The role of a parent is instrumental in the healthy upbringing of a child. That is undisputed. However, parenting is shaped by a wide range of factors, including our own upbringing, life circumstances, personal beliefs, and who we co-parent with, if anyone.

That role belongs in the home.

Managing employees is fundamentally different from raising children. Employees are adults. They have already been through the parenting process and should be at a stage of independence, earning their own money, making decisions, and taking responsibility for themselves. Many may also be parents in their own right.

And yet, research suggests that a parental approach to leadership is far from uncommon.

Why managers slip into parental behaviour

According to studies and reports from Forbes, LinkedIn, and Frontiers in Psychology, a parental style of management often stems from anxiety.

If a manager feels heavily responsible for outcomes, they may believe they need to control every part of the process. In that sense, this behaviour is often less about care and more about managing uncertainty. For example, a 2022 Forbes article highlights that managers under pressure tend to micromanage as a coping mechanism for unpredictability in business outcomes.

In other cases, it can come down to capability. A manager who lacks leadership skills may default to a parental style because it feels familiar. Even those without children can fall into this pattern, as most people have some kind of nurturing instinct.

It is important to note that this is rarely driven by bad intent. In fact, most managers probably mean well and may not even realise they have adopted this approach.

In some cases, ego can also play a part, where the need to assert authority overshadows empowering team members.

What parental management looks like at work

Parental leadership often shows up as a “do what I say” style of management.

The underlying message is: “I know best.”

This can look like:

  • Reluctance to allow independent thought or innovation
  • Overly authoritative communication
  • Stepping in too quickly to solve problems
  • Rescuing employees from consequences
  • Using subtle punishments or emotional pressure

Over time, this creates dependency.

Employees begin asking for approval on minor decisions. They avoid ownership because they fear getting it wrong. When things go badly, responsibility is pushed back to the manager.

The result is often:

  • Quieter teams
  • Fewer ideas
  • Reduced confidence
  • More “just tell me what to do” behaviour

In more severe cases, the workplace starts to resemble obedience and dependency rather than adult collaboration.
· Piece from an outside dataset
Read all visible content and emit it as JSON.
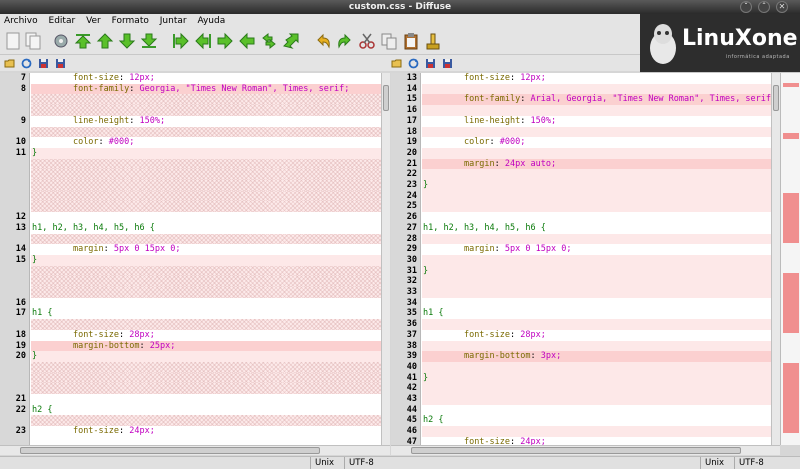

This often leads to frustration, disengagement, and increased staff turnover, which has been linked in studies to decreased organizational performance and morale (Frontiers in Psychology, 2023).

How to move from parent-child to adult-adult leadership

The first step is reflection.

Ask yourself honestly:

  • How do I behave when things feel uncertain?
  • Do I step in too quickly?
  • Do I create space for ownership?
  • Am I really listening to my team?

It is also worth asking your direct reports how you come across.

If that feels uncomfortable, start with the person most likely to give you honest feedback. Then be open to hearing it.

The goal is to gradually shift towards adult-adult dynamics.

This means:

  • Speaking to colleagues as capable adults, rather than people who need constant supervision
  • Setting clear expectations, then allowing people to own the “how”
  • Asking collaborative questions such as: “What do you think would work?”
  • Admitting uncertainty when appropriate, as vulnerability can strengthen trust and psychological safety
  • Keeping empathy, but avoiding rescuing, over-explaining, or stepping in too quickly

Healthy leadership is built on boundaries

Adult-adult leadership depends on boundaries that are firm but respectful.

That means:

  • Not taking responsibility for other people’s choices
  • Not allowing others to hand their responsibility back to you
  • Using natural consequences rather than subtle control
  • Giving clear, direct feedback instead of creating emotional dependency

This way of working is not only more productive, but also far more enjoyable.

You could argue that much of this aligns with a mentoring style of leadership — and I would agree.

It also supports the long-held belief that mentoring is often the solution to far more than we think.

Sources referenced: Forbes, LinkedIn, Frontiers in Psychology (Frontiersin.org).